L’IGNOTO CI FA PAURA
Forse non c’è cosa più terrificante dell’ignoto. Non essendoci limite al peggio, ci si immagina che, laddove non si abbia avuta alcuna esperienza, si possa annidare il peggio del peggio. Noi però gli attribuiamo categorie NOTE. Esso non è un luogo ai Nostri occhi così ignoto. Se lo fosse del tutto – ovvero, se fosse una dimensione del tutto sconosciuta e inesperita – forse non ne avremmo così paura, non ne avremmo motivo.
L’ignoto, in quanto tale, è una dimensione che non rientra in alcuna esperienza, dunque, dovrebbe essere rassicurante, o per lo meno, neutra.

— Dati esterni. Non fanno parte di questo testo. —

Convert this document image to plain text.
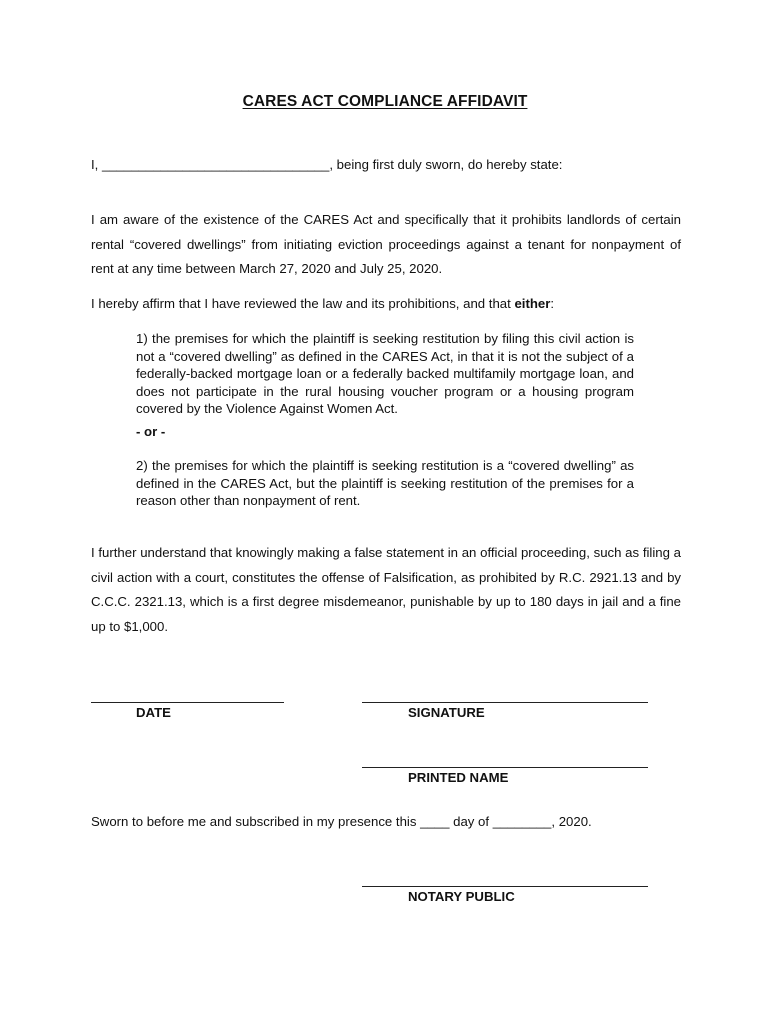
CARES ACT COMPLIANCE AFFIDAVIT
I, _______________________________, being first duly sworn, do hereby state:
I am aware of the existence of the CARES Act and specifically that it prohibits landlords of certain rental “covered dwellings” from initiating eviction proceedings against a tenant for nonpayment of rent at any time between March 27, 2020 and July 25, 2020.
I hereby affirm that I have reviewed the law and its prohibitions, and that either:
1) the premises for which the plaintiff is seeking restitution by filing this civil action is not a “covered dwelling” as defined in the CARES Act, in that it is not the subject of a federally-backed mortgage loan or a federally backed multifamily mortgage loan, and does not participate in the rural housing voucher program or a housing program covered by the Violence Against Women Act.
- or -
2) the premises for which the plaintiff is seeking restitution is a “covered dwelling” as defined in the CARES Act, but the plaintiff is seeking restitution of the premises for a reason other than nonpayment of rent.
I further understand that knowingly making a false statement in an official proceeding, such as filing a civil action with a court, constitutes the offense of Falsification, as prohibited by R.C. 2921.13 and by C.C.C. 2321.13, which is a first degree misdemeanor, punishable by up to 180 days in jail and a fine up to $1,000.
DATE	SIGNATURE
PRINTED NAME
Sworn to before me and subscribed in my presence this ____ day of ________, 2020.
NOTARY PUBLIC
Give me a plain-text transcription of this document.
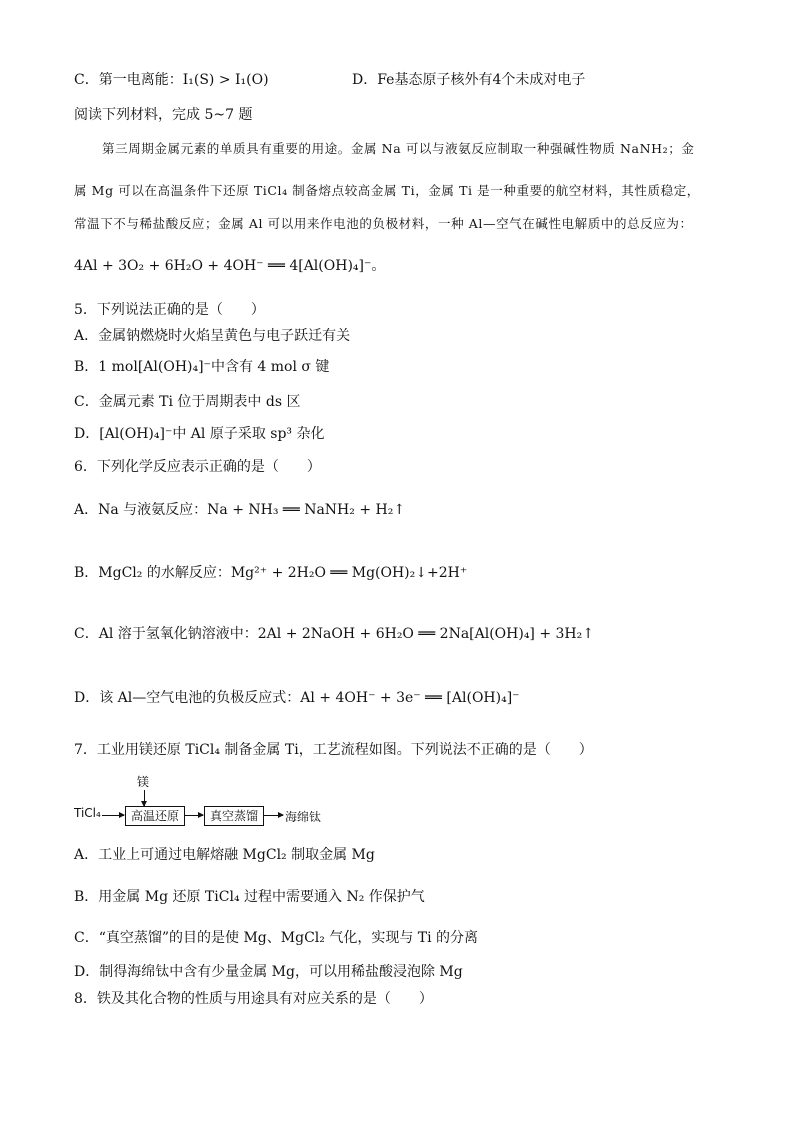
C．第一电离能：I₁(S) > I₁(O)	D．Fe基态原子核外有4个未成对电子
阅读下列材料，完成 5~7 题
第三周期金属元素的单质具有重要的用途。金属 Na 可以与液氨反应制取一种强碱性物质 NaNH₂；金
属 Mg 可以在高温条件下还原 TiCl₄ 制备熔点较高金属 Ti，金属 Ti 是一种重要的航空材料，其性质稳定，
常温下不与稀盐酸反应；金属 Al 可以用来作电池的负极材料，一种 Al—空气在碱性电解质中的总反应为：
4Al + 3O₂ + 6H₂O + 4OH⁻ ══ 4[Al(OH)₄]⁻。
5．下列说法正确的是（　　）
A．金属钠燃烧时火焰呈黄色与电子跃迁有关
B．1 mol[Al(OH)₄]⁻中含有 4 mol σ 键
C．金属元素 Ti 位于周期表中 ds 区
D．[Al(OH)₄]⁻中 Al 原子采取 sp³ 杂化
6．下列化学反应表示正确的是（　　）
A．Na 与液氨反应：Na + NH₃ ══ NaNH₂ + H₂↑
B．MgCl₂ 的水解反应：Mg²⁺ + 2H₂O ══ Mg(OH)₂↓+2H⁺
C．Al 溶于氢氧化钠溶液中：2Al + 2NaOH + 6H₂O ══ 2Na[Al(OH)₄] + 3H₂↑
D．该 Al—空气电池的负极反应式：Al + 4OH⁻ + 3e⁻ ══ [Al(OH)₄]⁻
7．工业用镁还原 TiCl₄ 制备金属 Ti，工艺流程如图。下列说法不正确的是（　　）
TiCl₄
镁
高温还原	真空蒸馏	海绵钛
A．工业上可通过电解熔融 MgCl₂ 制取金属 Mg
B．用金属 Mg 还原 TiCl₄ 过程中需要通入 N₂ 作保护气
C．“真空蒸馏”的目的是使 Mg、MgCl₂ 气化，实现与 Ti 的分离
D．制得海绵钛中含有少量金属 Mg，可以用稀盐酸浸泡除 Mg
8．铁及其化合物的性质与用途具有对应关系的是（　　）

Quando invece ci prefiguriamo qualcosa di ignoto (un viaggio, un incontro, la Morte), attribuiamo a quella futura dimensione esperienziale categorie di esperienze già vissute, e terribili/temibili/avverse/paurose.
Ci si aspetta sempre il peggio dall’ignoto, cosiccome dal Futuro.
C’è un ignoto che, però, ci sta anche alle spalle, nel Nostro passato. Usciamo a volte da espreinze che non comprendiamo, la cui natura ci sfugge. Esse ci fanno meno paura, perché ormai non ci posso più riguardare, appartenendo a una cosa che non può tornare: il Passato.
E – se ci fanno paura – questo sentimento può derivare solo da questo unico fattore: non averle comprese, potrebbe avere delle ripercussioni – ignote – sul Nostro futuro.
Alla fine, ciò che dell’ignoto ci fa paura, è la sua collocazione nella dimensione futura. Che ci può venire incontro, prima o poi, e riguardare da vicino, coinvolgerci.
La Morte ci riguarderà tutti, prima o poi. Anche ad essa compiamo l’errore di attribuire categorie note, se non altro, note alla fantasia dei potei e degli artisti. O alla cultura popolare.